Oxford University developed the new three-dose vaccine with help from the Serum Institute of India. Research has suggested it is more than 75 percent effective and protection is maintained for at least another year with a booster. However, neither of the vaccines available stop transmission, so immunization campaigns alone will not stop epidemics. Efforts to curb the disease are also being complicated by increasing reports of resistance to the main drugs used to treat the disease and the spread of invasive mosquito species.

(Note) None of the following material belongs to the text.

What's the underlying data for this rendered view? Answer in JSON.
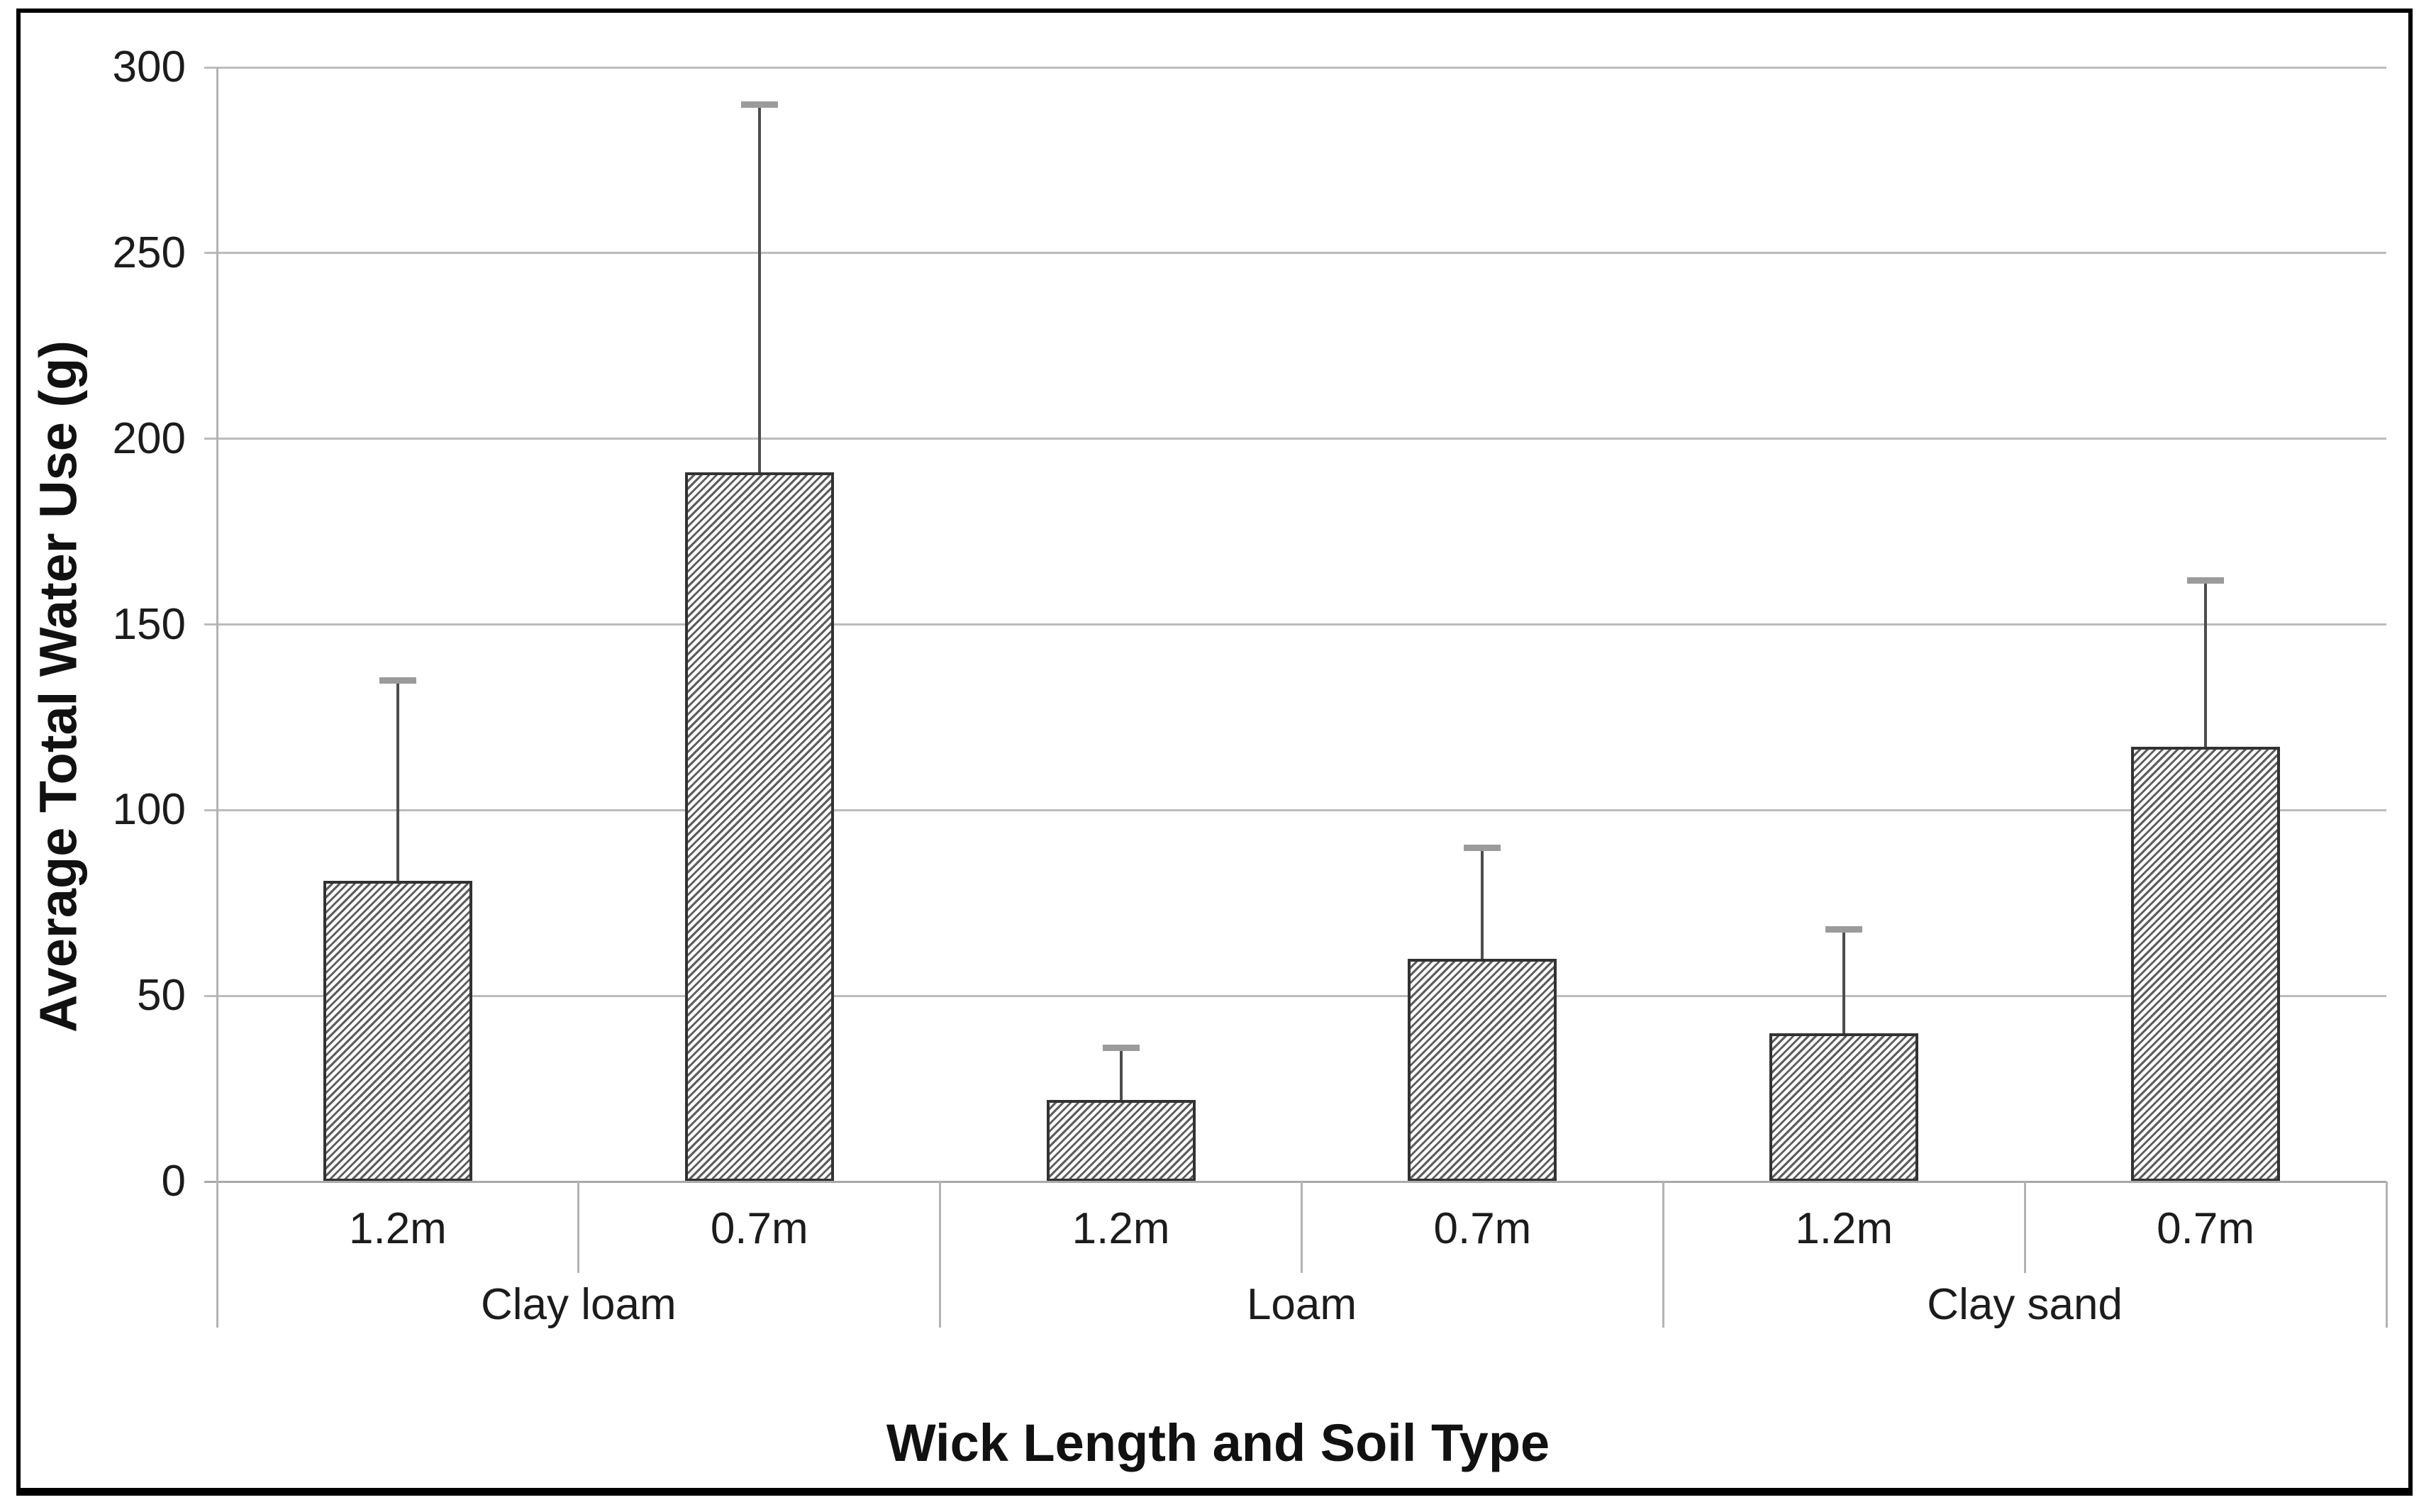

Meanwhile, coming months after the Federal Government of Nigeria, through its National Agency for Food and Drug Administration and Control (NAFDAC), had announced that Nigeria awaits donations of hundreds of thousands of the newly approved R21 malaria injections. The agency granted a provisional approval for the shots on April 10, 2023, in line with WHO’s immunization implementation guideline. This makes Nigeria the second country to approve the new vaccination after Ghana. NAFDAC’s Director General, Prof. Mojisola Adeyeye, had disclosed at a press briefing in Abuja that the agency is partnering with other government agencies to make the shots available to immunize the respective population. She said the country expects to get at least 100,000 doses.
Takeda’s vaccine also recommended for dengue.
In the same vein, Tedros said that the WHO had also recommended Takeda Pharmaceuticals’ vaccine against dengue for children aged 6 to 16 living in areas where the infection is a significant public health problem. Dengue, common in tropical and subtropical climates, is a viral infection spread from mosquitoes to people. Hanna Nohynek, chairwoman of the WHO Strategic Advisory Group of Experts on Immunization, told news correspondents that the vaccine, known as Qdenga, was shown in trials to be effective against all four serotypes of the virus in people who were previously infected with dengue.